Organization: Author:
Judy Choi, M.D., urologist, Long Beach Memorial
girl with legs crossed

Do you find that you can’t often hold your urine when you need to go to the restroom? The constant urge to go may feel normal, but do you know what is happening in your bladder?

The bladder is a muscular sac in the pelvis. When it is empty, it is approximately the size of a pear. Urine is made in the kidneys and goes down the ureters to the bladder, where it is stored. The bladder is lined by muscular tissues that expand to hold more urine. During urination, the muscles contract and two valves open. Urine exits through the urethra.

There are several different conditions that can affect the bladder:

  • Cystitis – inflammation/infection of the bladder
    • This infection causes pain/discomfort and frequent or hesitant urination.
  • Stones – formed in the kidney and travel to the bladder
    • The stones can block urine flow to/from bladder and can often be extremely painful.
  • Cancer – tumor in the bladder
    • Bladder cancer is often found after blood is present in the urine.
  • Incontinence – loss of bladder control
    • Urinary incontinence can be stress, urge, overflow or functional related.
  • Overactive – involuntary contractions
    • When the bladder contracts involuntarily, it can cause leakage.
  • Retention – issues with urine exiting the bladder
    • A bladder may not function properly if there is an obstruction or suppressed activity.
  • Cystocele – weakened pelvic muscles
    • The pelvic muscles are typically weakened during childbirth and can cause problems with urination.
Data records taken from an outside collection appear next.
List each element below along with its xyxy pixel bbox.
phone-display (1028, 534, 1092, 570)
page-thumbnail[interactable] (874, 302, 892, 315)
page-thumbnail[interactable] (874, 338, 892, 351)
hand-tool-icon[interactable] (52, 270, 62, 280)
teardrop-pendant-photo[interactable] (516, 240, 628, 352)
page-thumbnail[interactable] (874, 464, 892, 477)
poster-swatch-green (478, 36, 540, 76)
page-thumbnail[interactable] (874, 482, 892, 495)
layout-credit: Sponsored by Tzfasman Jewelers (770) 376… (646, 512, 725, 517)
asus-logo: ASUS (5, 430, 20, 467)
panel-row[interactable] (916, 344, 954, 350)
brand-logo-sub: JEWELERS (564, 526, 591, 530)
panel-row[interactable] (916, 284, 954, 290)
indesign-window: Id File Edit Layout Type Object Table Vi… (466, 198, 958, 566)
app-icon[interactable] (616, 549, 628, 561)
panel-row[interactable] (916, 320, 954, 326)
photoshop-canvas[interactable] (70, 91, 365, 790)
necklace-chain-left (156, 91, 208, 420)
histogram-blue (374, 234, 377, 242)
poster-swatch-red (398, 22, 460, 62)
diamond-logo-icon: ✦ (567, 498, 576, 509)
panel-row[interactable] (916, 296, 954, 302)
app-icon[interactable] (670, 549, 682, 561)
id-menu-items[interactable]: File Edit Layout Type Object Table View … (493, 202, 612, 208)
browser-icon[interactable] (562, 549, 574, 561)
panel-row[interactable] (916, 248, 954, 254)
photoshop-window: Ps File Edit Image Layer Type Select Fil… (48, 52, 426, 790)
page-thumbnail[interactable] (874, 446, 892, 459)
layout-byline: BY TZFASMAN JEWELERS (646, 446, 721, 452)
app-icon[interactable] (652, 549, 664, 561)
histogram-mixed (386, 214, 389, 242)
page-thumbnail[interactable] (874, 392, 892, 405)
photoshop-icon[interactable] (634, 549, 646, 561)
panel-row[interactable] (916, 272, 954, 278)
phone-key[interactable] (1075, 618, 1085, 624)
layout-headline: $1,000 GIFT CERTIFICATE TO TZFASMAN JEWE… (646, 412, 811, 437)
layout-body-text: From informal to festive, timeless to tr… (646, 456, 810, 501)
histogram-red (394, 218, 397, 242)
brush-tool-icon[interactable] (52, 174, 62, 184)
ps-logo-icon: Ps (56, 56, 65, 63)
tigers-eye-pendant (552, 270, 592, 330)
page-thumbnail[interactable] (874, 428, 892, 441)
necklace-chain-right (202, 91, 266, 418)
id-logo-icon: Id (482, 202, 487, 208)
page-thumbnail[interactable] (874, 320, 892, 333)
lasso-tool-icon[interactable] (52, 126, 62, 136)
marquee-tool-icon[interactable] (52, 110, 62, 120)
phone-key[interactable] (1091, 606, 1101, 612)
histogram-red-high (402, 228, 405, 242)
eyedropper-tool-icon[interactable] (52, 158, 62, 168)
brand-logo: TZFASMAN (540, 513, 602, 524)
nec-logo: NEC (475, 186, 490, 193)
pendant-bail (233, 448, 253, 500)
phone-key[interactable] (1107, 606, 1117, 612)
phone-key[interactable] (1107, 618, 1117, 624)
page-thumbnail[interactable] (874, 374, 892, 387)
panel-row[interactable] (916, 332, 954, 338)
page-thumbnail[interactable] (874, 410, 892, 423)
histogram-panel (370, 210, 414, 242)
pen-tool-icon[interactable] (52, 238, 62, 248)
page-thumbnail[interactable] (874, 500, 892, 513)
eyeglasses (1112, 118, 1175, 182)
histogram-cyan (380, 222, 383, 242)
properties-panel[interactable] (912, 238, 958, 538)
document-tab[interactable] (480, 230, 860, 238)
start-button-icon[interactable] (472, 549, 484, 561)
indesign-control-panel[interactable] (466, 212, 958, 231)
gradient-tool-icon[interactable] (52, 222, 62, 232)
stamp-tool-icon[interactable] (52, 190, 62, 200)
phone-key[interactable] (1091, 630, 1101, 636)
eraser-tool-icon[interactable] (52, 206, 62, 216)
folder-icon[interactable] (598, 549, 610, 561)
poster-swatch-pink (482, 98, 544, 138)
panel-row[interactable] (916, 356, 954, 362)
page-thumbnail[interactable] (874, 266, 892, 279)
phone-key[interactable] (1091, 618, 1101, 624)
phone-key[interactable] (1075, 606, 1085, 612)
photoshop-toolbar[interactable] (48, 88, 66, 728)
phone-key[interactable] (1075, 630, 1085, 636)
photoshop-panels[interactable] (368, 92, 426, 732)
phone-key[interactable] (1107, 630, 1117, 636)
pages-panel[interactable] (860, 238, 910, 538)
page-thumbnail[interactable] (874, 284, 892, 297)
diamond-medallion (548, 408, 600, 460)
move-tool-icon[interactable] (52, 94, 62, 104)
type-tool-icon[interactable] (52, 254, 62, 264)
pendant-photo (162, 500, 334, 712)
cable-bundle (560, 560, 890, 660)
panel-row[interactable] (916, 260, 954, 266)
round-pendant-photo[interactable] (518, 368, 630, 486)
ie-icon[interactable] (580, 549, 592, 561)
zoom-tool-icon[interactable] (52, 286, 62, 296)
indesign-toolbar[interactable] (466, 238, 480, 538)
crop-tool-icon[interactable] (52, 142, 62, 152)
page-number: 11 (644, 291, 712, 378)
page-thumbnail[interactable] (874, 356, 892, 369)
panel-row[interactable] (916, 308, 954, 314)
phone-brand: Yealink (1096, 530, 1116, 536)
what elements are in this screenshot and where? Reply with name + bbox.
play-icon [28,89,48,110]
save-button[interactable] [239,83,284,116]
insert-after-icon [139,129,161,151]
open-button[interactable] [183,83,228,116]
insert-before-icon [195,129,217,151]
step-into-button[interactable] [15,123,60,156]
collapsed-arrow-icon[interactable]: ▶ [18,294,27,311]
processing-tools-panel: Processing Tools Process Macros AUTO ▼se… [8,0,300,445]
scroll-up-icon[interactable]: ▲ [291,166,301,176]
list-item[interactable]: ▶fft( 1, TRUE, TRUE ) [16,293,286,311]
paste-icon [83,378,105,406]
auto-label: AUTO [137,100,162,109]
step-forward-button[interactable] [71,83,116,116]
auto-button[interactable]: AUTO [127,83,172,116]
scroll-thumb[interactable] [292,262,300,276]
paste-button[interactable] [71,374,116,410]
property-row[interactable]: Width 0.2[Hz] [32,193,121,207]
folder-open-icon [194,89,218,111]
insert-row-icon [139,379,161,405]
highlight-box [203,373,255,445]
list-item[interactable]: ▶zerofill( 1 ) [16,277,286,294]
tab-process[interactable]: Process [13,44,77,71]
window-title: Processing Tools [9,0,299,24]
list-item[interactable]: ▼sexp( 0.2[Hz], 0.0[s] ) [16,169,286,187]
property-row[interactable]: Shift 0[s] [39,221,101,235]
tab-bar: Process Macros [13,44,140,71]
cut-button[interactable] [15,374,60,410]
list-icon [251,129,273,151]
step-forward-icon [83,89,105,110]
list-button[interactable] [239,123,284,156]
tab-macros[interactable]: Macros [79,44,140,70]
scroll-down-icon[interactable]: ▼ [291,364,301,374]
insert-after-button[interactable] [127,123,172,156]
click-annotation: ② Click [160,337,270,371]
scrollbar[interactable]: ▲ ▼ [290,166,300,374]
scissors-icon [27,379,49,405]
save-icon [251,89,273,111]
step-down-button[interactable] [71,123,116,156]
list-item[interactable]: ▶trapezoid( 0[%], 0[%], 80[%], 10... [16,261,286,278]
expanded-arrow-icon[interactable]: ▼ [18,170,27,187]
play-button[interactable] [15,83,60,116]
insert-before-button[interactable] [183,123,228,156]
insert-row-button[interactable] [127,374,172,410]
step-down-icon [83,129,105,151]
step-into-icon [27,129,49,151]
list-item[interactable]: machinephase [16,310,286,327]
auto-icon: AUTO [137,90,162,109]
You may notice a bulge from the vagina, especially with straining.
  • Dysuria – pain/discomfort during urination
    • Pain during urinations may come from infection, irritation, or inflammation.

Bladder issues can be caused by everyday habits, medical conditions or physical problems, such as pregnancy, childbirth, aging, weight gain, menopause, or chronic constipation.

While it may be embarrassing, bladder health symptoms are an important topic to discuss with your physician because many conditions are treatable.

When you see your doctor, come prepared with information about your past medical and surgical history and information about your symptoms, including how often you urinate during the day and night and a list of medications.

The Center for Women’s Pelvic Health at Long Beach Memorial offers patients a comprehensive blend of community and hospital-based programs to bring relief for these conditions. Treatment can improve your quality of life and get you back to the things you love again without worrying about changing your lifestyle.